D’après l’étude sur le retour en salles CNC-Vertigo de novembre 2022, 35,3 % des réguliers déclarant aller moins souvent ou plus du tout au cinéma depuis la crise sanitaire citent une offre de films qui leur a peu (ou pas) donné envie de retourner en salles (27,5 % toutes habitudes de fréquentation confondues). 23,5 % d’entre eux citent également la perte d’habitude (32,5 % toutes habitudes de fréquentation confondues). De leur côté, les assidus enregistrent une hausse de 59,1 % entre 2021 et 2022, passant de 0,9 million de spectateurs assidus en 2021 à 1,6 million en 2022. Ils retrouvent ainsi un niveau Le public du cinéma en 2022 similaire à la période d’avant-crise (1,6 million en 2019) et représentent 20,9 % des entrées (23,0 % en 2019).
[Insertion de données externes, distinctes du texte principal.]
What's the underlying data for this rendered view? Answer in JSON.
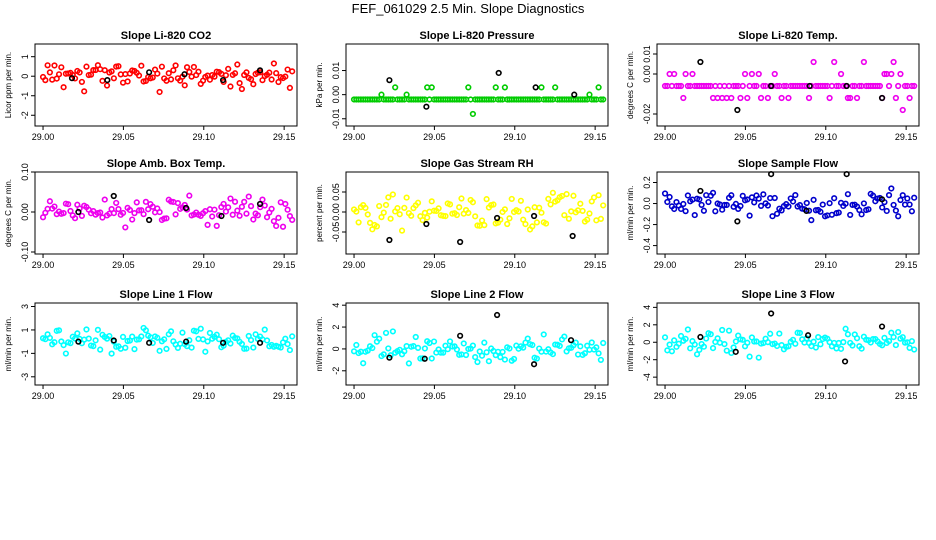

La hausse de la part des spectateurs occasionnels dans la population cinématographique peut également s’expliquer par le contexte économique obligeant une partie de la population à faire des arbitrages budgétaires notamment sur les dépenses liées aux loisirs et aux activités culturelles. L’étude CNC-Vertigo a permis d’illustrer l’impact de l’inflation et de la conjoncture économique sur la pratique cinématographique des Français. Parmi l’ensemble des personnes déclarant aller moins souvent ou plus du tout au cinéma, presque 60 % citent le contexte économique les obligeant à faire un choix dans leurs dépenses (58,8 %), et 46,1 % le prix du billet du cinéma perçu comme trop cher. Suit ensuite la perte d’habitude qui reste un frein important, cité par un peu moins d’un tiers des répondants (32,5 %), mais qui a baissé par rapport à mai 2022.